Dreams are really important to me. It lets me know what I am really afraid of. It lets me know how I really view people. I can't lie to myself when I am asleep. Sometimes when I dream, I remember a phrase or a scene that came while I was sleeping.
Last night I remember someone saying in a dream that if I made Korea my life. If I gave my all. This place, this world, would be a smaller place. The idea that things are not so different or far apart was amusing.
Then today I went to town. I was walking down the sidewalk and the sun was shining clearer and brighter than it has in a long time. I felt at home among the tall buildings. The signs, multitudes of people, and colors were not strange or overwhelming. In fact it didn't feel like a lot of people at all. I looked down the street and saw the mountains. They didn't seem so far away. I rode on the bus with friendly people. Suddenly Daegu doesn't seem like a metropolis anymore. Places don't seem so far away. The culture does not seem so alien.

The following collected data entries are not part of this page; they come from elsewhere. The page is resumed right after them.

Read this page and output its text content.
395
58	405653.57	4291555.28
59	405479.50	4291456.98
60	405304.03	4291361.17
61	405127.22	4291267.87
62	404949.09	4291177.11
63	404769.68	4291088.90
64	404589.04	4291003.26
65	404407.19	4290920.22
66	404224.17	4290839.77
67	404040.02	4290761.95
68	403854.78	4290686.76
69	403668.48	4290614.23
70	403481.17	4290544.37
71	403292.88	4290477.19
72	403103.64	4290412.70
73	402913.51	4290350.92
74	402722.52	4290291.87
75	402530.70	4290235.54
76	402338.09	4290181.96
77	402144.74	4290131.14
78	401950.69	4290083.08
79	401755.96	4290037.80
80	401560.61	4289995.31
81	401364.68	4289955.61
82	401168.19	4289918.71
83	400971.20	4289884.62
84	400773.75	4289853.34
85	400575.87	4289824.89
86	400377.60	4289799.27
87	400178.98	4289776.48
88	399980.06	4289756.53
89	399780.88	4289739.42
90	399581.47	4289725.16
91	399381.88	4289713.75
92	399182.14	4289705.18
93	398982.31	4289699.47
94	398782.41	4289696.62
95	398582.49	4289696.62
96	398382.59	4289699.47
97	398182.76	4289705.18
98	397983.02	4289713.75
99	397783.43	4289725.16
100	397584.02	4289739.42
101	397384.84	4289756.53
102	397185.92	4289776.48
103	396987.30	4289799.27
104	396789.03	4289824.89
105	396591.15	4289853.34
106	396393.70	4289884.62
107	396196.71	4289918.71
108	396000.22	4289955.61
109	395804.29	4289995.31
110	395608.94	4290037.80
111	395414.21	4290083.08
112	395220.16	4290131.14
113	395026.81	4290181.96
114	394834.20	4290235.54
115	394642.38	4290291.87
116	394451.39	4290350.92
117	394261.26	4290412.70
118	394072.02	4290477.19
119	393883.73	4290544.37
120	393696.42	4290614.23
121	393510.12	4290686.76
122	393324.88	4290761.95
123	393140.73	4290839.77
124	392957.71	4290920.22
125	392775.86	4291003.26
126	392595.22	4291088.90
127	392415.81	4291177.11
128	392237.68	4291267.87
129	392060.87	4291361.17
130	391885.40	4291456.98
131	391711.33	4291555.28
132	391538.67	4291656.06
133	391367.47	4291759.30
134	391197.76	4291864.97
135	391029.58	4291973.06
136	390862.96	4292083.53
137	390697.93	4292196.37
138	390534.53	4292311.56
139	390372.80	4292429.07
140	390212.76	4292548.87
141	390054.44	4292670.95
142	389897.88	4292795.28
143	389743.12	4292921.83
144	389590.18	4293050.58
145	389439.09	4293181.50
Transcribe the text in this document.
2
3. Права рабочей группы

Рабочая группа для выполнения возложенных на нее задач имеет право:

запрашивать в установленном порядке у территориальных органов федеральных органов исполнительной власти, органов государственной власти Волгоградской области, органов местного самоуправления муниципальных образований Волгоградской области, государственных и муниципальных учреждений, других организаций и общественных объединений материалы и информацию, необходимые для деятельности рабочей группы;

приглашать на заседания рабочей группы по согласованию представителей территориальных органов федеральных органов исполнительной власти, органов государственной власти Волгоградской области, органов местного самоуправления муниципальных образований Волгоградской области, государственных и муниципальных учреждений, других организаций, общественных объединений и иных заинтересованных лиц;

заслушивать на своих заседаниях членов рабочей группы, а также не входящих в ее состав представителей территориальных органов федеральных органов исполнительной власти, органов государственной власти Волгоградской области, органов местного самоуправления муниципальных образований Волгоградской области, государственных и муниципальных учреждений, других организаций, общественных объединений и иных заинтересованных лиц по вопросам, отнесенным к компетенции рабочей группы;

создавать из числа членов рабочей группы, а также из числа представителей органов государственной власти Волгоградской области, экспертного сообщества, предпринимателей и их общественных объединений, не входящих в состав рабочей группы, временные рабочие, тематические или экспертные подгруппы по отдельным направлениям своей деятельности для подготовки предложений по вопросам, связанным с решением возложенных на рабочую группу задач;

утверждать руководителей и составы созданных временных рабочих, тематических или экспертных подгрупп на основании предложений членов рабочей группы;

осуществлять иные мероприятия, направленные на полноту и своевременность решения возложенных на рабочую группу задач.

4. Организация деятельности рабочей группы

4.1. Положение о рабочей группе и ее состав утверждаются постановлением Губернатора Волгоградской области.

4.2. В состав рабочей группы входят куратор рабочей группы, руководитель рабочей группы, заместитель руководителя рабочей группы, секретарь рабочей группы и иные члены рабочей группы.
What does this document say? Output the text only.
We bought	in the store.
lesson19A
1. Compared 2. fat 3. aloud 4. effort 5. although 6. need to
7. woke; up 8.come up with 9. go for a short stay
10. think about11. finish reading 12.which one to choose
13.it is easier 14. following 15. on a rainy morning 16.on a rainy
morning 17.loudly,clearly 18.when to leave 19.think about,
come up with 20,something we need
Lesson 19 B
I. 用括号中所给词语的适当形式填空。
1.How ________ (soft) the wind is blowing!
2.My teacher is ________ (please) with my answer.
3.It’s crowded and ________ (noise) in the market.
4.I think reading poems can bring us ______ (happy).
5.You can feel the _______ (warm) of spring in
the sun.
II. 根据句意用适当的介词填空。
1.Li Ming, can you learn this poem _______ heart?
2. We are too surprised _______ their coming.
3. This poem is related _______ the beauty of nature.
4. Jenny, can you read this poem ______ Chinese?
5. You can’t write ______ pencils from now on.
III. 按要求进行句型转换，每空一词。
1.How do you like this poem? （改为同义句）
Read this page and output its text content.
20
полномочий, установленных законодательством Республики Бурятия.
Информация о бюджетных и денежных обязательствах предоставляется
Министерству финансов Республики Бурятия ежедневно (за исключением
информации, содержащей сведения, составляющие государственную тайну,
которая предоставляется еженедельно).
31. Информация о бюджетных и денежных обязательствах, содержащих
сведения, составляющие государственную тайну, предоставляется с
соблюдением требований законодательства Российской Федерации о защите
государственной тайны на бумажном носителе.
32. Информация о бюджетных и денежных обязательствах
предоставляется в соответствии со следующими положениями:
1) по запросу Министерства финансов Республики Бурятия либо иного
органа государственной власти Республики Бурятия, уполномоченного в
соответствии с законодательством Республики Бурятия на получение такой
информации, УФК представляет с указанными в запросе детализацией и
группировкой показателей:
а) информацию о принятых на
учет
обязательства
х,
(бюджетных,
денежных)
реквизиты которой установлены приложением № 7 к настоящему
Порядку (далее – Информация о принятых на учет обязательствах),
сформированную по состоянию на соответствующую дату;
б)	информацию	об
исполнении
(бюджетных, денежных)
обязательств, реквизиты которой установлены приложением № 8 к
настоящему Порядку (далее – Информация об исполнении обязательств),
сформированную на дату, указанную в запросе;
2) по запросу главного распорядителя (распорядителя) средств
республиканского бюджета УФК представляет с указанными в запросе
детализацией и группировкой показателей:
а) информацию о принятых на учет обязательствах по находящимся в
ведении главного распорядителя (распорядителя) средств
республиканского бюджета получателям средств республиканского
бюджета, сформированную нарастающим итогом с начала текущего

Sitting there and feeling that everything was good, I remembered that phrase, "The world would be a smaller place." I realized that this in fact was true. The world is a lot smaller that it had seemed. At least as it had seemed when I first heard I was coming to Korea. When I first arrived. When I first missed home and those I care about. No one and no place seems so far away, at least at this moment. Today.
This is when I realized that God was working in me. Building me up and helping me to grow.
I know the analogy of God being a potter who breaks us so that He can make us better is very common. However, I want to propose a new analogy. God is a gardener, who plants a perfect seed. This seed sprouts and starts to grow. Harsh weather comes along and tried to drown the small seedling. Animals come along and step over the seedling. However the Gardner is still there, protecting and encouraging the seedling to grow. Soon the seedling is a young tree, beautiful and full of promise. It is possible strong winds may twist or warp the young tree. Bugs and other harmful things try to infect and disfigure us. However the Gardner is there to gently encourage and nourish the tree until its roots are deep and its trunk is strong. Then when we are ready, He shows us what miracles He can work through us. And while we do His will, He continues to help us grow yet even more. Till not even the California Redwoods tower above us.
I prefer this analogy, of a gentle and caring God who wants the best for us and is there every step of the way to show us how to keep going on no matter what the Devil throws in our path.
How precious it is as a mother to have watched our mighty God use His precious children, even before they could speak, to witness for Him! And the growth that has continually been moving along!!!